En fin, al reconocer y cambiar tu sistema de creencias negativas y distorsionadas sobre ti mismo,
tu vida y resultados actuales, podrás vivir una vida que te mereces de forma positiva, plena y
satisfactoria. En última instancia, cada uno de nosotros es libre de desbloquear los grilletes de nuestra
mentalidad limitada y regenerarnos de nuevo para convertirnos en lo que queramos ser. Recuerda que
tienes un gran poder de crear lo que tu deseas y elijas. Lo puedes decidir. Solo, que si no te gustan los
resultados que hoy en día has obtenido, es momento que revises y evalúes creencias más profundas que
viene de tus padres y tus ancestros como herencia emocional y muchas veces, son ellas las que
mantienen su atención y hacen que tome o evite tomar medidas que te lleven a dar ese salto cuántico
que tanto deseas. Muchas de nuestras creencias provienen de nuestra infancia, recuérdalo siempre. Si
no te permites cuestionarlas, podrás vivires una vida tan igual o peor a la de tus padres. Es válido que te
cuestiones tu sistema de creencias. Permítetelo, es una forma convincente de mejorar tu vida.

Ahora bien, la pregunta es la siguiente: Si yo puedo cambiar mis creencias, ¿Cómo puedo
hacerlo? Para la actualidad hay muchas herramientas que puedes utilizar y una de ellas es la
Programación neurolingüística, la psicoterapia, las terapias holísticas, las lecturas e incluso los audios.
Sin embargo, aquí te dejo varias estrategias, que se, que te podrán ayudar.

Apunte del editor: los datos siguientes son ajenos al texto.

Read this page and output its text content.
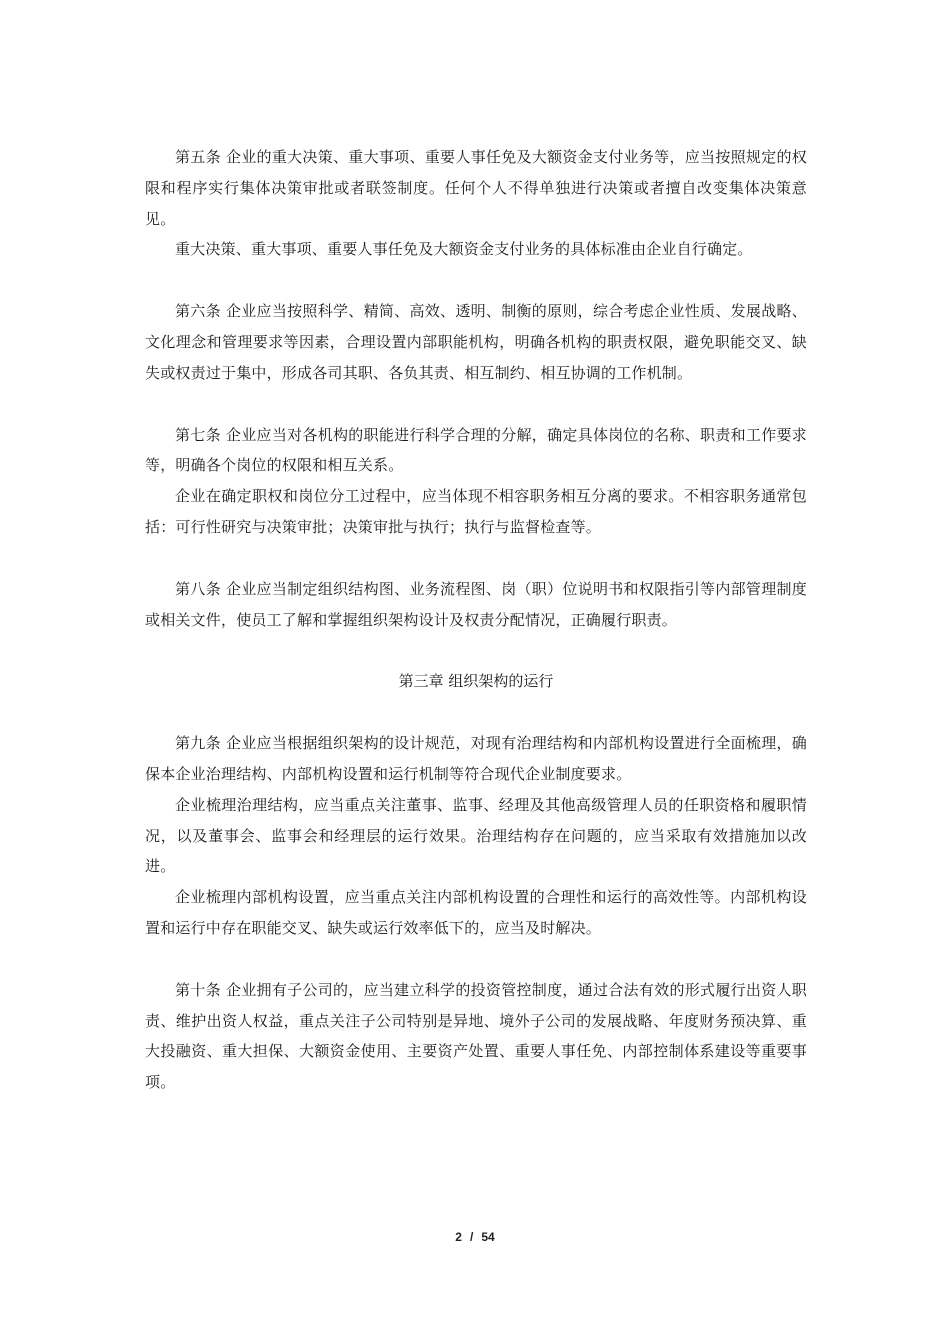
第五条 企业的重大决策、重大事项、重要人事任免及大额资金支付业务等，应当按照规定的权限和程序实行集体决策审批或者联签制度。任何个人不得单独进行决策或者擅自改变集体决策意见。

重大决策、重大事项、重要人事任免及大额资金支付业务的具体标准由企业自行确定。

第六条 企业应当按照科学、精简、高效、透明、制衡的原则，综合考虑企业性质、发展战略、文化理念和管理要求等因素，合理设置内部职能机构，明确各机构的职责权限，避免职能交叉、缺失或权责过于集中，形成各司其职、各负其责、相互制约、相互协调的工作机制。

第七条 企业应当对各机构的职能进行科学合理的分解，确定具体岗位的名称、职责和工作要求等，明确各个岗位的权限和相互关系。

企业在确定职权和岗位分工过程中，应当体现不相容职务相互分离的要求。不相容职务通常包括：可行性研究与决策审批；决策审批与执行；执行与监督检查等。

第八条 企业应当制定组织结构图、业务流程图、岗（职）位说明书和权限指引等内部管理制度或相关文件，使员工了解和掌握组织架构设计及权责分配情况，正确履行职责。

第三章 组织架构的运行

第九条 企业应当根据组织架构的设计规范，对现有治理结构和内部机构设置进行全面梳理，确保本企业治理结构、内部机构设置和运行机制等符合现代企业制度要求。

企业梳理治理结构，应当重点关注董事、监事、经理及其他高级管理人员的任职资格和履职情况，以及董事会、监事会和经理层的运行效果。治理结构存在问题的，应当采取有效措施加以改进。

企业梳理内部机构设置，应当重点关注内部机构设置的合理性和运行的高效性等。内部机构设置和运行中存在职能交叉、缺失或运行效率低下的，应当及时解决。

第十条 企业拥有子公司的，应当建立科学的投资管控制度，通过合法有效的形式履行出资人职责、维护出资人权益，重点关注子公司特别是异地、境外子公司的发展战略、年度财务预决算、重大投融资、重大担保、大额资金使用、主要资产处置、重要人事任免、内部控制体系建设等重要事项。

2 / 54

  1. Despierta tu consciencia.
  2. Desarrolla el arte de escuchar activamente. Una cosa es oír y la otra es escuchar. Escuchar es un
    acto consciente.
  3.  Renuncia a la necesidad de tener la razón y cuestiona toda.
  4. Conéctate con la energía del amor, un amor sano.
  5. Define lo que quieres alcanzar y enfócate.
  6. Siéntete merecedor de lo bueno.
  7. Cultiva relaciones de calidad, que te sumen y deja ir aquellas que te resten.
  8. Ten PazCiencia, que es la ciencia de la paz. Todo es un proceso.

Sabiendo ya, que todo es un proceso, quiero recordarte que científicamente está demostrado
que cuando tenemos una emoción, nuestras neuronas se van interconectando y van creando lo que se
llama una conexión neuronal y, en cada emoción se produce una transmisión de neuroquímicos, por eso
las personas se hacen adictos a las emociones, aunque la emoción no sea muy placentera o positiva y
muchas veces esa adicción a esos neuroquímicos son los que nos hacen un poco dura, la tarea de gestar
nuevos cambios en nuestros sistemas de creencias.